¿Tenemos las personas talentos e intereses innatos? ¿Es posible desarrollar el pensamiento científico en la niñez? Conversamos con Melina Furman, bióloga y pedagoga, especialista en programas destinados a formar el pensamiento científico, sobre la posibilidad de despertar el deseo de aprender temas que parecen ajenos y complejos.
– ¿Cómo definiría el pensamiento científico?
– Creo que es un conjunto de maneras de pensar y de capacidades relacionadas con dos vertientes. Por un lado, está la curiosidad, la búsqueda de respuestas, el interés por resolver problemas y la creatividad; por otro, el pensamiento organizado y riguroso, la búsqueda de evidencias que permitan comprobar si algo tiene sustento. En esas dos dimensiones confluye el pensamiento científico.
– ¿Cree que es un conocimiento importante para todo el mundo?
– Definitivamente, y sobre todo para quienes no van a ser científicos, porque van a construir una matriz de pensamiento rigurosa, que les va a ser útil en cualquier profesión o actividad que desempeñen. Además, considero que es importante enseñarlo desde la niñez porque nos prepara para ser más fuertes ante la vida, para tomar mejores y más informadas decisiones, para saber si debemos creer lo que se nos dice. A la vez, como la mirada científica es sumamente curiosa, mantener esa cualidad encendida es de algún modo el camino para una vida plena. Buscar, disfrutar del aprender es una mirada propia de las ciencias naturales.

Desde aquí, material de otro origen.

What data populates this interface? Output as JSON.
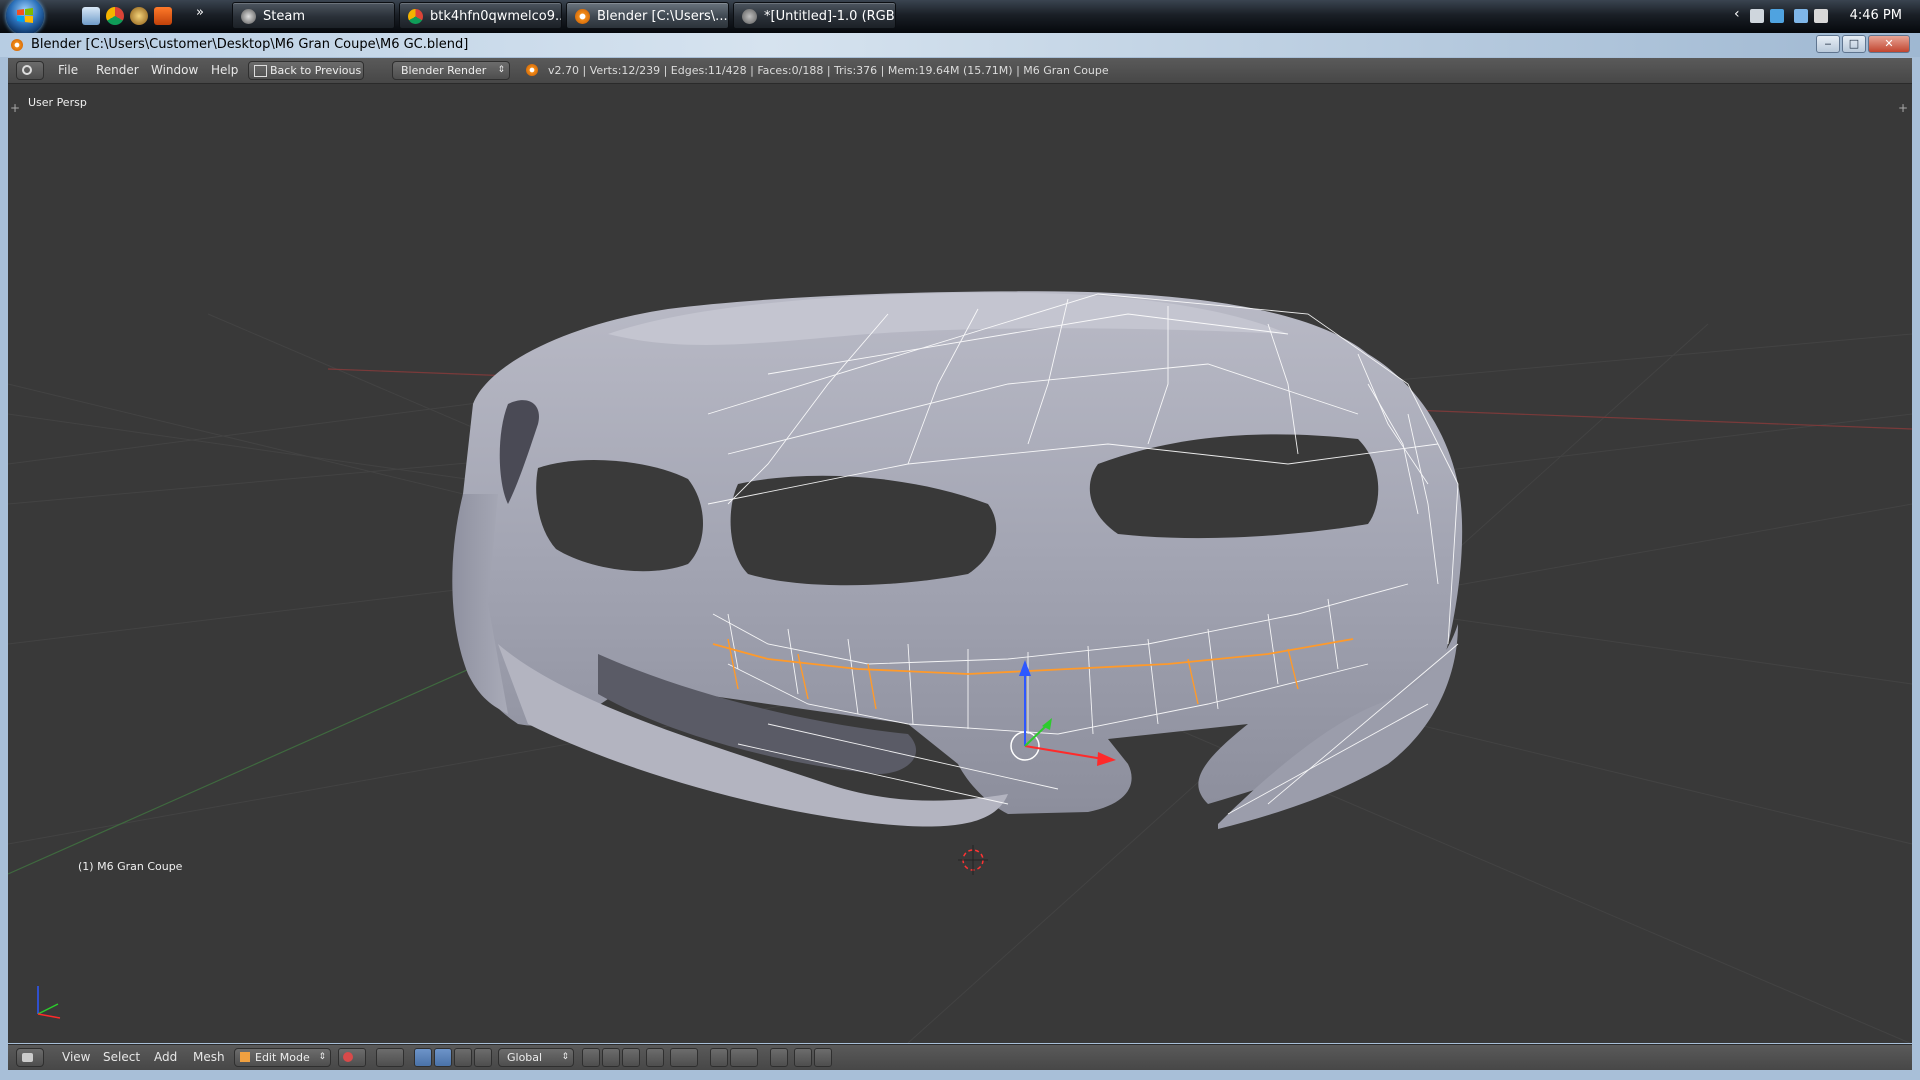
{
  "taskbar": {
    "quick_launch": [
      "show-desktop-icon",
      "chrome-icon",
      "wow-icon",
      "kongregate-icon"
    ],
    "more_glyph": "»",
    "tasks": [
      {
        "label": "Steam",
        "icon": "steam-icon"
      },
      {
        "label": "btk4hfn0qwmelco9...",
        "icon": "chrome-icon"
      },
      {
        "label": "Blender [C:\\Users\\...",
        "icon": "blender-icon"
      },
      {
        "label": "*[Untitled]-1.0 (RGB...",
        "icon": "gimp-icon"
      }
    ],
    "tray_expand": "‹",
    "clock": "4:46 PM"
  },
  "window": {
    "title": "Blender [C:\\Users\\Customer\\Desktop\\M6 Gran Coupe\\M6 GC.blend]",
    "controls": {
      "minimize": "‒",
      "maximize": "□",
      "close": "✕"
    }
  },
  "info_header": {
    "menus": [
      "File",
      "Render",
      "Window",
      "Help"
    ],
    "back_button": "Back to Previous",
    "render_engine": "Blender Render",
    "stats": "v2.70 | Verts:12/239 | Edges:11/428 | Faces:0/188 | Tris:376 | Mem:19.64M (15.71M) | M6 Gran Coupe"
  },
  "viewport": {
    "view_name": "User Persp",
    "object_label": "(1) M6 Gran Coupe",
    "colors": {
      "background": "#393939",
      "mesh": "#a7a9b5",
      "wire": "#ffffff",
      "selected_edge": "#ff9a2a"
    }
  },
  "view3d_header": {
    "menus": [
      "View",
      "Select",
      "Add",
      "Mesh"
    ],
    "mode": "Edit Mode",
    "orientation": "Global"
  }
}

– ¿Considera posible despertar esa mirada en quienes no se sienten atraídos por el tema?
– Todos la tenemos. Este convencimiento lo corroboré en mi trabajo con nenes pequeños, ya que son ellos mismos los que traen a la escuela una mirada preguntona. Su curiosidad es natural y su interés es muy fuerte, casi mágico diría. El secreto entonces es mantenerla encendida e ir organizándola hacia hábitos de pensamientos más sistemáticos. Cuando los chicos son un poco más grandes y perdieron en cierta forma el deseo por conocer, la experiencia me demuestra que se pue- de volver a encender a partir de situaciones de exploración auténtica, planteos relacionados con la vida real, problemas sobre los que pensar en grupos y romperse la cabeza para resolverlos.
– ¿Se vuelve más difícil incentivar a los adolescentes?
– Se complica cuando vienen de una experiencia escolar en la que se les enseñó la ciencia como un conjunto de conocimientos fácticos, áridos y con poco sentido. Sin embargo, los adolescentes están en una etapa de búsqueda y, según mi experiencia, cuando se les ofrecen actividades desafiantes la mayoría se sube al barco. En la escuela, en general, se hacen experiencias prácticas para corroborar lo que los chicos ya leyeron en los libros y en realidad es mucho más interesante plantear investigaciones sin que se conozca de antemano la respuesta. Con mayor o menor esfuerzo, todos los chicos están en condiciones de aprender cuando se los estimula convenientemente.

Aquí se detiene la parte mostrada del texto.